Hal itu dipaparkan kuasa Rivai, Dudung Badrun, dalam sidang perkara Nomor 18/PUU-XIV/2016 yang dipimpin Ketua MK Arief Hidayat. Pemohon menilai pesaingnya pada Pilkada Buru Selatan, yakni calon bupati nomor urut 2 adalah petahana, sehingga melakukan banyak kecurangan untuk memperoleh suara. Sehingga, paslon tersebut meraih suara terbanyak dalam pilkada.
Menurut Pemohon, kemenangan pasangan calon nomor urut 2 diperoleh dengan cara mendayagunakan aparat pemerintah dan melakukan money politik secara terstruktur, sistematis, dan masif sehingga menimbulkan ketidakadilan bagi Pemohon. “Oleh karena itu, kami merasa bahwa Pasal 158 ayat (2) ini bertentangan dengan Pasal 28D ayat (1) UUD 1945,” ujar Dudung di ruang sidang MK, Rabu (24/2).
Selain itu, Pemohon juga menguji materi ketentuan Pasal 7 huruf t UU Pilkada yang mengharuskan Pemohon untuk mengundurkan diri dari status PNS nya untuk menjadi calon Bupati Kabupaten Buru Selatan. Pemohon berpendapat, adanya aturan tersebut akan membuat Pemohon kehilangan penghidupan dan pekerjaan yang layak apabila Pemohon tidak memperoleh suara terbanyak dalam pemilihan Bupati Buru Selatan, sehingga hal tersebut bertentangan dengan Pasal 27 ayat (1) dan (2) UUD 1945 jika “Ini jelas merugikan hak konstitusional dari pemohon,” imbuhnya.
Pemohon juga menguji Pasal 157 ayat (5) UU Pilkada yang dinilainya tidak relevan. Ketentuan tersebut hanya memberikan waktu 3x24 jam untuk mengajukan keberatan hasil penghitungan perolehan suara. Padahal, menurut Pemohon, merujuk pada kondisi geografis Indonesia yang berupa kepulauan, hal tersebut jelas tak memungkinkan. “Ditambah akses transportasi sifatnya belum merata,” ujarnya.
Permohonan Sumir
Menanggapi permohon tersebut, Hakim Konstitusi Manahan Sitompul menyatakan perkara tersebut sumir. Sebab, secara format dan substansi banyak bermasalah. “Misal, banyak penulisan yang salah secara format. Ada yang ditulis Pasal 7 huruf t tetapi ada juga yang ditulis Pasal 7 huruf s,” ujar dia.

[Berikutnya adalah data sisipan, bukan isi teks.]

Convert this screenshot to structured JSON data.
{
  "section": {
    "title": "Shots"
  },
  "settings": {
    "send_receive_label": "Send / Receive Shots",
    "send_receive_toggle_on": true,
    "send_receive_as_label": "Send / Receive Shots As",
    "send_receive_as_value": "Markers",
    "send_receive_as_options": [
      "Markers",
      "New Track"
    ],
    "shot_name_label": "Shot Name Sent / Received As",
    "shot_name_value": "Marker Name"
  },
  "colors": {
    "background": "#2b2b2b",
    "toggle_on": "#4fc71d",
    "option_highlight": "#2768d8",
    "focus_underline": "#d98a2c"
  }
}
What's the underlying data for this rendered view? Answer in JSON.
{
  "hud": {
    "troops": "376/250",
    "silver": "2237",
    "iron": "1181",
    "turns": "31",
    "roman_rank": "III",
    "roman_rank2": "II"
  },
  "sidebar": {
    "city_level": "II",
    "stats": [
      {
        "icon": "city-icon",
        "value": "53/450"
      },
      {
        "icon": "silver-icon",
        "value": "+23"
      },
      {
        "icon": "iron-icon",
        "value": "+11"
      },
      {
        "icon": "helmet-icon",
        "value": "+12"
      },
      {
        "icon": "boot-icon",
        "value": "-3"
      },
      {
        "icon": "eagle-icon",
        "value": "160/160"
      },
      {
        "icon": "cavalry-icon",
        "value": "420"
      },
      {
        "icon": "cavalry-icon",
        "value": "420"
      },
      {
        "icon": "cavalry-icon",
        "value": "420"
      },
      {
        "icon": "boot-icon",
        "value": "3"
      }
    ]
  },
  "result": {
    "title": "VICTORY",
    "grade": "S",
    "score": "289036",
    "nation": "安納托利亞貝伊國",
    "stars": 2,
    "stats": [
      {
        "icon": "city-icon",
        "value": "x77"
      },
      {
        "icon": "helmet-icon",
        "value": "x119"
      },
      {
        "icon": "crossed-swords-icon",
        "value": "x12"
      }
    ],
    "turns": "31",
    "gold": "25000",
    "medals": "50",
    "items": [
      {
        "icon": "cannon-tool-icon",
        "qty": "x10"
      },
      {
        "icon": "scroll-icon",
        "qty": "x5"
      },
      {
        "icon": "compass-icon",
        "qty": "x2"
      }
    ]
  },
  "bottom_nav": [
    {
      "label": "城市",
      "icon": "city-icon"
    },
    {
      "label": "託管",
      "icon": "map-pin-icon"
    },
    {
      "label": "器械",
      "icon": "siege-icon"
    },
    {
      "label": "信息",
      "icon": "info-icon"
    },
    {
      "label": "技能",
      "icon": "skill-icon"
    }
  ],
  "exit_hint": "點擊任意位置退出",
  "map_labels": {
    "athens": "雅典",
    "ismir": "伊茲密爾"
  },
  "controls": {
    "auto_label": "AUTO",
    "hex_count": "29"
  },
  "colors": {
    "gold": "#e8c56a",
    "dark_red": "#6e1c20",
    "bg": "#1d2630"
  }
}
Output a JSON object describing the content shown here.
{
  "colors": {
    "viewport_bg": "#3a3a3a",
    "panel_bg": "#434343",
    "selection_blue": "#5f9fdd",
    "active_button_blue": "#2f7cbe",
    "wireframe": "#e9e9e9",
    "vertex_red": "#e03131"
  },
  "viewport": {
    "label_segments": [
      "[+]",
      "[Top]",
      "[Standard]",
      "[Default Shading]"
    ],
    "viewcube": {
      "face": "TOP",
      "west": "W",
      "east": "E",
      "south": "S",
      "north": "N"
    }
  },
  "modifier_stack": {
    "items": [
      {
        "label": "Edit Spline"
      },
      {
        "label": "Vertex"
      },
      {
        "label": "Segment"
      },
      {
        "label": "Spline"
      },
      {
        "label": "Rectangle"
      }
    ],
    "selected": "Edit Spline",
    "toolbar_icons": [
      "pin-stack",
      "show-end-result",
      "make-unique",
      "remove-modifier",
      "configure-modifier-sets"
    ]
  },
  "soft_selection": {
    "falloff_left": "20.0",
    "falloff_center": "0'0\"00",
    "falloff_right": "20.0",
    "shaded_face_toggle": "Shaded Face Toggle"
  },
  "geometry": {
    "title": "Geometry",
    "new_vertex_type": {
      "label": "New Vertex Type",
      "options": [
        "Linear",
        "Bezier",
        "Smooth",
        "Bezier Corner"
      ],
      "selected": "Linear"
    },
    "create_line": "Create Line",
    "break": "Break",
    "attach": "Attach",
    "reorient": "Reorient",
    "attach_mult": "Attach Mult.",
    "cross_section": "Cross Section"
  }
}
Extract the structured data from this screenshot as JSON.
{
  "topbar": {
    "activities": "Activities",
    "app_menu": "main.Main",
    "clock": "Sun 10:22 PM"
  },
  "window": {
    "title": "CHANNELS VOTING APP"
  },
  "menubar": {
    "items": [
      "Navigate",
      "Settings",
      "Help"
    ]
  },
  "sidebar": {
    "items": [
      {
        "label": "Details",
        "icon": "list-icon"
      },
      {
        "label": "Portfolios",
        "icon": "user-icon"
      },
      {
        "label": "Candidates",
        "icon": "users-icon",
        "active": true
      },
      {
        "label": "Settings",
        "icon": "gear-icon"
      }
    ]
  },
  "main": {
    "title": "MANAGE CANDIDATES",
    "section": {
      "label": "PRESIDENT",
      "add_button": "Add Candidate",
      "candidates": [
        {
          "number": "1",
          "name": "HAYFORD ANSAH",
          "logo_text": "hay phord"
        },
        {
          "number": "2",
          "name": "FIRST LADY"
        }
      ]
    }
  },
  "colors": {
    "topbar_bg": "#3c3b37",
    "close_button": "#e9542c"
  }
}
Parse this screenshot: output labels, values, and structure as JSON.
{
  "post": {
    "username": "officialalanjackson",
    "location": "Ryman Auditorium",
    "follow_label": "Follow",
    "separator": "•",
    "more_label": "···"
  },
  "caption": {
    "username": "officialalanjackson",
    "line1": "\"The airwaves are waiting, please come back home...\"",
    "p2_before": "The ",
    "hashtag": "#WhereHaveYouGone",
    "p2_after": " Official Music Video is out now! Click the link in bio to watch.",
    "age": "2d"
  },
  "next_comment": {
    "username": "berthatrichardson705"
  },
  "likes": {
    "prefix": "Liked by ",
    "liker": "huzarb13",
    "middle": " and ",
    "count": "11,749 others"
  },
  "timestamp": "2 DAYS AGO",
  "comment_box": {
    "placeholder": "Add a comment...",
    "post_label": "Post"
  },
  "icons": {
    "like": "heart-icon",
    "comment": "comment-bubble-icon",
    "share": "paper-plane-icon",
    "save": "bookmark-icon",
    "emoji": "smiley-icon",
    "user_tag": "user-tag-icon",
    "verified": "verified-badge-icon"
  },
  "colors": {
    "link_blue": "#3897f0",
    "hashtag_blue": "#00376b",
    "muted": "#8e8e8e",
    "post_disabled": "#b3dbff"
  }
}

Adapun untuk substansi, yakni terkait masalah legal standing, Manahan mempertanyakan hubungan posisi pemohon dengan gugatan yang akan diajukan. Sebab, kata Manahan, saat ini pilkada sudah selesai. “Apakah nanti pemohon akan mencalonkan diri kembali di pilkada berikutnya atau seperti apa?” imbuhnya.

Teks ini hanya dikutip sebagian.